We can debate the merits of hitting home runs – which manager Terry Collins labels is his team – or if is better to string together hits and walks.
CESPEDES: Connects for slam. (AP)
The Mets kept the line moving in the third, scoring eight runs before Yoenis Cespedes capped their 12-run third inning, the largest in franchise history, with a grand slam in a 13-1 rout of the San Francisco Giants.
While both attacks have their upside, what has also been essential to the Mets’ April success has been the consistency of their batting order. In previous seasons rarely did the Mets go back-to-back in consecutive games with the same order.
It wouldn’t be unusual for them to have six different lineups in a week. Not this year. So far, in 21 games the Mets started the following:
No. 1: Curtis Granderson, 20 games.
No. 2: David Wright, 17 games.
No. 3: Michael Conforto: 13 games.
No. 4: Lucas Duda: 11 games.
No. 5: Neil Walker: 13 games.
No. 6: Conforto and Walker: 7 games each.
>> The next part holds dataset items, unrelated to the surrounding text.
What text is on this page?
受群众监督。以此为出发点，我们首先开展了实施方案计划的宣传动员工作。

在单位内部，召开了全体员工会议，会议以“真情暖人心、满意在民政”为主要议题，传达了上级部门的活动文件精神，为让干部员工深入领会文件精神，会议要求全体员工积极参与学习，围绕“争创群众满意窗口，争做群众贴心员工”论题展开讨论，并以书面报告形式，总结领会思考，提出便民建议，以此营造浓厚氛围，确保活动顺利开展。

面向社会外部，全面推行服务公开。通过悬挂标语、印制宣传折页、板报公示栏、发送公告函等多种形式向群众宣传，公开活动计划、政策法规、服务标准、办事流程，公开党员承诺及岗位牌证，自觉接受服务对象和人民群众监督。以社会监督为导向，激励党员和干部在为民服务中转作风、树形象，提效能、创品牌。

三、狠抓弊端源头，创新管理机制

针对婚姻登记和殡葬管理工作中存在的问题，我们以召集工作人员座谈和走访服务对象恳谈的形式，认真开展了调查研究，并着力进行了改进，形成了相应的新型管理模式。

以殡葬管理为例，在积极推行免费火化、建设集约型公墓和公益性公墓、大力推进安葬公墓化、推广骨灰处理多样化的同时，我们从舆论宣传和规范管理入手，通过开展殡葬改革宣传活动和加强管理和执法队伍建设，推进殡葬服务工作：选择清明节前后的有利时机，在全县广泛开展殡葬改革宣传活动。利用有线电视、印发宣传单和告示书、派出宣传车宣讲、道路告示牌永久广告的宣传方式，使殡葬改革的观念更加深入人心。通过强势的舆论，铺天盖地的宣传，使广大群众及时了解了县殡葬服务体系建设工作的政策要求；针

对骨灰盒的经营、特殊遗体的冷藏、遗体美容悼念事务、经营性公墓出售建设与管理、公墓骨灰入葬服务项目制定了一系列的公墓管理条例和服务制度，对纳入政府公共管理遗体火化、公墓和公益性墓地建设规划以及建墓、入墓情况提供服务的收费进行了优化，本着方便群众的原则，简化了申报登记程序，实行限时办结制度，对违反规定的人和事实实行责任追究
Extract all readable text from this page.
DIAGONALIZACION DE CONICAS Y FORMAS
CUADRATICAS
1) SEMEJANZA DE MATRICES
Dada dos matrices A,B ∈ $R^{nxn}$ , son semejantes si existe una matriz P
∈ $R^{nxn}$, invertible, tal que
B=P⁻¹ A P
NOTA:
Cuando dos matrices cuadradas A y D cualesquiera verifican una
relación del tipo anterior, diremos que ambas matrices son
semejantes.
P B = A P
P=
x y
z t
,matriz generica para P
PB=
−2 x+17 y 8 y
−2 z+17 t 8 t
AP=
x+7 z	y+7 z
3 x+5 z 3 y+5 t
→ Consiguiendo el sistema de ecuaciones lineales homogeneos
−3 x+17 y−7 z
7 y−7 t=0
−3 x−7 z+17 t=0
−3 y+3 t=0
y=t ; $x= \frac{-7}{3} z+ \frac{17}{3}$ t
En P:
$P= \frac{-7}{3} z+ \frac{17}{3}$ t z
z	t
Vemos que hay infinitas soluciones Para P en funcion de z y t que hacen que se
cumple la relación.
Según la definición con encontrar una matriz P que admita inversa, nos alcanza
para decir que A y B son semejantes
No. 7: Asdrubal Cabrera: 13 games.
No. 8: Travis d’Arnaud: 8 games.
No. 9: Pitcher: 21 games.
“A lot of good things are happening right now,” Collins told reporters. “I like our lineup.”
Cespedes has been the No. 3 hitter eight times, but that changed after Conforto was moved to the third spot. Cespedes has also been the cleanup seven times. As the season progresses, Cespedes will get the lion’s share of starts hitting cleanup, with Duda batting more in the fifth spot and Walker hitting sixth.
“He’s a great player,” Collins said of Cespedes. “He takes the pressure off everybody.”
When an offense juggles its lineup on a regular basis there’s little chance to develop consistency. However, so far this April you can see where Collins has benefitted with a steady batting order.
Such things are conducive to hitting tears and winning streaks, such as the Mets are on now.
METS GAME WRAP
Game: #21 Record: 14-7 Streak: W 7
SUMMARY: Steven Matz pitched out of early trouble, which seemed like a big deal at the time, but it was dwarfed by the Mets’ 12-run third inning, the largest in the 55-year history of the franchise.
KEY MOMENT: The Giants had chances in the first and third to do damage against Matz, who pitched out of it and coasted for six scoreless innings.
THUMBS UP: Cespedes drove in six runs in the third with a two-run single and grand slam. … Two more hits by Conforto. … Also two hits by Cespedes, Walker and Cabrera. … More solid relief pitching. … They were 9-for-16 with runners in scoring position.
THUMBS DOWN: Why was David Wright still in the game with the Mets having a 13-1 lead in the seventh? Why did he play all nine innings on a cold and damp night? He should have been taken out after the third. Collins said he didn’t consider pulling Wright, saying he wanted to get him at-bats against Giants’ lefty relievers Steven Okert and Javier Lopez in preparation to facing Madison Bumgarner Sunday. … Even so, Wilmer Flores needed to play somewhere. … Mets pitchers walked six. … As long as the Mets count pitches, it will be an issue: Matz has to do better than throwing 110 pitches in six innings.
EXTRA INNINGS: Cespedes has at least one extra-base hit in nine straight games. … Matz is 7-1 lifetime in his short career. … Friday’s game was the first of 17 straight without an off day. … The Mets have hit 31 homers in April. The club record is 33 in 2006. … Conforto has reached base in 16 straight games. … The bullpen has given up three runs in the last seven games.
QUOTEBOOK: “We were not missing the mistake pitches and were having fun out there. When we’re having fun, it’s easy.’’ – Conforto on the Mets’ historic third inning.
BY THE NUMBERS: 45: Duration of the Mets’ 12-run third inning in minutes. Fifteen Mets went to the plate.
NEXT FOR METS: The second game of this series is Saturday afternoon, with the Giants’ Matt Cain (0-2, 6.43) going against Jacob deGrom (2-0, 1.54). On Sunday, Bumgarner (2-2, 3.64) starts against Noah Syndergaard (2-0, 1.69).